Ella se apretó contra él, suspirando su nombre una y otra vez. Él sintió las oleadas del climax atravesando el cuerpo de ella y explotó su pasión. La explosión duró un momento interminable y fue tan profunda que Stephen no sabía dónde acababa ella y dónde empezaba él. Se desplomó sobre ella, sin aliento, saciado y muy cerca de la muerte. Pasaron tres largos minutos hasta que fue capaz de levantar la cabeza y mirar a Hayley.

Ella lo miró con ojos brillantes.

– Santo Dios, creo que me gusta bastante eso de un rápido revolcón en un coche de caballos en marcha.

Stephen se tumbó al lado de Hayley y le apartó un rizo rebelde de la frente con una media sonrisa en los labios.

– Ya te había avisado de lo que pasaría.

– ¿Ah, sí?

Stephen deslizó sutilmente un dedo por el puente de la nariz de Hayley.

– He intentado comportarme como un caballero, esperando a tener una cómoda cama.

– Llevaba tres meses esperando, Stephen. No quería esperar más tiempo. Además, la puerta del establo ya estaba abierta. Tú ya sabes a qué me refiero… No veía ninguna razón para prolongar más nuestra agonía.

Stephen soltó una risita.

– Sólo tú podrías pensar en vacas en un momento como éste.

Un brillo malicioso iluminó los ojos de Hayley.

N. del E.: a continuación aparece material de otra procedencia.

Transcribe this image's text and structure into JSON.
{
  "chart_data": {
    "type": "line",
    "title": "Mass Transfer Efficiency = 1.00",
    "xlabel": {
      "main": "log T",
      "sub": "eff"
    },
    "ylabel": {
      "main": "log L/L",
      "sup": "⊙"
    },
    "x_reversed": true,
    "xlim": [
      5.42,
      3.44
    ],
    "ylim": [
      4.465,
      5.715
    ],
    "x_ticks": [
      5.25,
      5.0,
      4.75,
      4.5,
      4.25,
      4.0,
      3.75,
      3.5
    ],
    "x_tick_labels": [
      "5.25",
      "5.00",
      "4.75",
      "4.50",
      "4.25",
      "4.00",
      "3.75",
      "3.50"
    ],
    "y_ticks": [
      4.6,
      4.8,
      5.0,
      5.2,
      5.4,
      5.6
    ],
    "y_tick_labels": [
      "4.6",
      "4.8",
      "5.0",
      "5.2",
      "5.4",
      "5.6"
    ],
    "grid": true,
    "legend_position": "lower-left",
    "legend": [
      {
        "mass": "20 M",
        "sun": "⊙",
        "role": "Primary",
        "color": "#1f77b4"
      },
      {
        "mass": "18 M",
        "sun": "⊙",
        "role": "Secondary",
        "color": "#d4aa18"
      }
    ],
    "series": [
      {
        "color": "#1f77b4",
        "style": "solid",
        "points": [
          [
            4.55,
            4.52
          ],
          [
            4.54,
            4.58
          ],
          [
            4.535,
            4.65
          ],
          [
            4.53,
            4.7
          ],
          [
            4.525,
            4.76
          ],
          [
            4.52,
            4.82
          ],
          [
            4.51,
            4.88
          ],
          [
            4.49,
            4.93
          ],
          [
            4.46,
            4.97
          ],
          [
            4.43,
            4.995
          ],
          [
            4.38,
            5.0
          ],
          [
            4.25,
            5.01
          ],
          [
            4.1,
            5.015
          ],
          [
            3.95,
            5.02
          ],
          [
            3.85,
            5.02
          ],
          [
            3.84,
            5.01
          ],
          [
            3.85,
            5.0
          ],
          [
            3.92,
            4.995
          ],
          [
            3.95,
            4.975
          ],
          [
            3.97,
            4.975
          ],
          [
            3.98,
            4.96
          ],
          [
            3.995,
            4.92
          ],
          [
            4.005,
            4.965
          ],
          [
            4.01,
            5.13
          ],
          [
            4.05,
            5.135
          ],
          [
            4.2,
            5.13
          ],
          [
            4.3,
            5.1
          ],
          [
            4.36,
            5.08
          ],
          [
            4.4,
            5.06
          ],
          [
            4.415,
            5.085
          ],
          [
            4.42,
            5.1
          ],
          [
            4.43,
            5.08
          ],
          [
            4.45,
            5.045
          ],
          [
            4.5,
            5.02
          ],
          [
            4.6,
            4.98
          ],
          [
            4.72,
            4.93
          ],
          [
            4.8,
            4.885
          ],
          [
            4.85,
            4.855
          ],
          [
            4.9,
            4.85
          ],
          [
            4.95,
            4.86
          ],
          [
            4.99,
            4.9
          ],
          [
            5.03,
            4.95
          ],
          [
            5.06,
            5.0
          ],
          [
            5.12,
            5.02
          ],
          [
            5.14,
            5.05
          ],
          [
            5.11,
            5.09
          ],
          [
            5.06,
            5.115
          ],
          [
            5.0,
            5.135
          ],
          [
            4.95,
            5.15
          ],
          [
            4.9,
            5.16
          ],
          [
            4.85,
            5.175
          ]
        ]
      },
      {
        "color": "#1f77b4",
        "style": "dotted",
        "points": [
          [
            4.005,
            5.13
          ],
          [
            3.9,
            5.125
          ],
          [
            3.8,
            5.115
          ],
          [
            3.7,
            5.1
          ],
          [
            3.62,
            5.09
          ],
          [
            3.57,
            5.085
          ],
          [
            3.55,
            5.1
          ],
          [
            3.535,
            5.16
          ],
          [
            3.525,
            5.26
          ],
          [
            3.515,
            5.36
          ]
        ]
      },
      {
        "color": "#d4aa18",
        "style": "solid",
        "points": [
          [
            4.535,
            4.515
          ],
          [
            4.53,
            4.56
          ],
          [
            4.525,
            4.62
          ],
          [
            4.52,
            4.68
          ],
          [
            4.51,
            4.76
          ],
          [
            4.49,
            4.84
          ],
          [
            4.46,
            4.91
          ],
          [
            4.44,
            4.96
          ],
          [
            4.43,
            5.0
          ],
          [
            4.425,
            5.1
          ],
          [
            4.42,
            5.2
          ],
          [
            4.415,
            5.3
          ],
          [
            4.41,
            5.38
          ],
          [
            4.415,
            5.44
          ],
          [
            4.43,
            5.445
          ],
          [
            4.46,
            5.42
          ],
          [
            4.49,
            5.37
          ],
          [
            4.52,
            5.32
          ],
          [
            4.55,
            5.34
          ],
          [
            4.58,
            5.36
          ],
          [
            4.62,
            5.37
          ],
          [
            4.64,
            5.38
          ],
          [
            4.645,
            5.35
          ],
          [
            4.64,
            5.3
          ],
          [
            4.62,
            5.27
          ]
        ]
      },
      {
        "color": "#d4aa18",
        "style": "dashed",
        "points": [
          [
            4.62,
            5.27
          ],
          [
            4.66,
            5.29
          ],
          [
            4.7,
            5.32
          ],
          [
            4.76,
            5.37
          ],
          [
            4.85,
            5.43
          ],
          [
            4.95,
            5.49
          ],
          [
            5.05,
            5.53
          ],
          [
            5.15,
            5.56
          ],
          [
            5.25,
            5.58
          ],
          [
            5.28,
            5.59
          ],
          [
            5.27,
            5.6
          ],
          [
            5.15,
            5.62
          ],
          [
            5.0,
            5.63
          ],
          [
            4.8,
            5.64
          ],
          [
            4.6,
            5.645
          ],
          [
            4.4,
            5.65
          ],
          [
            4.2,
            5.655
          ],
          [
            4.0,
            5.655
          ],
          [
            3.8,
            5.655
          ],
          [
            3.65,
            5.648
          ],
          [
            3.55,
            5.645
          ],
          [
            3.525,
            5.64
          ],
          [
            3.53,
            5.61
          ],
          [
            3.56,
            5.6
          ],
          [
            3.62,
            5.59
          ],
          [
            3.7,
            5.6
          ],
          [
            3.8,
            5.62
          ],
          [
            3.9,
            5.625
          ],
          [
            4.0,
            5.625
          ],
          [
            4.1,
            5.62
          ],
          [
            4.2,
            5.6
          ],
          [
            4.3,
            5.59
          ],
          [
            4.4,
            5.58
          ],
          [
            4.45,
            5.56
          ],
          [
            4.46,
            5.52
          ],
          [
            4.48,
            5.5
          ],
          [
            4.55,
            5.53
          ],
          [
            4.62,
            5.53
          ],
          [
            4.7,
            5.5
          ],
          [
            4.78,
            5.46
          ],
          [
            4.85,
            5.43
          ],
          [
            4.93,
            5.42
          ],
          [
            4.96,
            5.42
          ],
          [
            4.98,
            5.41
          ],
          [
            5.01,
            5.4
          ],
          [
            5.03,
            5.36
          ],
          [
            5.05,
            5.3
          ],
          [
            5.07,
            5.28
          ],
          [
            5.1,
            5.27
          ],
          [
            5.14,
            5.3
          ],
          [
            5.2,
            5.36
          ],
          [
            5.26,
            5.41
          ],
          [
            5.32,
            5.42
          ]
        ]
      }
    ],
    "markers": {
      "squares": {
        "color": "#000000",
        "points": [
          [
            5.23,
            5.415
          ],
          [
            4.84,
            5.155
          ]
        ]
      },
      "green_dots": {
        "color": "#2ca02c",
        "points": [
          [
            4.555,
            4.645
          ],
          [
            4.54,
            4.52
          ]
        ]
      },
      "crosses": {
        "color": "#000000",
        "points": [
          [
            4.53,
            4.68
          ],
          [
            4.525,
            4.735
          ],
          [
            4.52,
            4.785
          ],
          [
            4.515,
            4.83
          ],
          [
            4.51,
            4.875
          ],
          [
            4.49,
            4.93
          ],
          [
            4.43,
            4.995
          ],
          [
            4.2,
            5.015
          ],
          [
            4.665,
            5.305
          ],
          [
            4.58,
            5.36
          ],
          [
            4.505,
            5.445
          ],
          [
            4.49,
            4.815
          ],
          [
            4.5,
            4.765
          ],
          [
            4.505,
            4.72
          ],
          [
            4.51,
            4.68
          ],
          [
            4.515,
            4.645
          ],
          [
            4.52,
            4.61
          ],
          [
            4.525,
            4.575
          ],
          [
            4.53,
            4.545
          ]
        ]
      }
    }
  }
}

– De hecho, no es precisamente en vacas en lo que estaba pensado.

– ¿No?

Hayley deslizó las manos por el pecho de Stephen, luego le hizo cosquillas en el abdomen con las palmas y siguió bajando hasta que sus yemas rozaron su virilidad.

– Categóricamente, no estaba pensando en vacas -musitó ella, y luego deslizó la lengua por el labio inferior de Stephen mientras sus dedos rodeaban y apretaban suavemente el turgente miembro.

Stephen gimió, sin acabarse de creer que volviera a estar duro como el hierro tan pronto, pero lo estaba. Empujó a Hayley sobre la espalda y se colocó entre sus muslos.

– Sólo es un viaje de cinco horas y tenemos que recuperar el tiempo perdido durante tres largos meses, querida esposa -dijo él, deslizándose en su aterciopelada y acogedora calidez-. No podemos desperdiciar ni un solo segundo.

– No -dijo ella soltando un profundo suspiro-. Ni un solo segundo.

Epílogo

Los dolores de parto de Hayley empezaron por la mañana exactamente nueve meses después del día de la boda. Stephen deambulaba nerviosamente sobre la alfombra del despacho privado de su casa londinense intentando concentrarse en algo, cualquier cosa que no fuera el terror malsano que amenazaba con desmontarlo. Miró el reloj de sobremesa y se dio cuenta de que sólo había pasado un minuto desde la última vez que lo había mirado.

Alguien llamó a la puerta, y él la abrió tan bruscamente que casi arranca las bisagras de cuajo. Pamela estaba de pie ante él.

– ¿Ya está? -preguntó Stephen.

Pamela negó con la cabeza con una compasiva sonrisa en los labios.

– Podría durar varias horas más.

Stephen se pasó las manos por el pelo.

– ¿Varias horas más? ¿Es normal que dure tanto?

– Sí. -Pamela lo tomó del brazo y estiró delicadamente de él para sacarlo de la habitación-. ¿Por qué no vienes al salón? Tu madre y tu padre acaban de llegar, y Gregory, Victoria y Justin también están aquí.

Stephen se paró en secó, frenando a Pamela.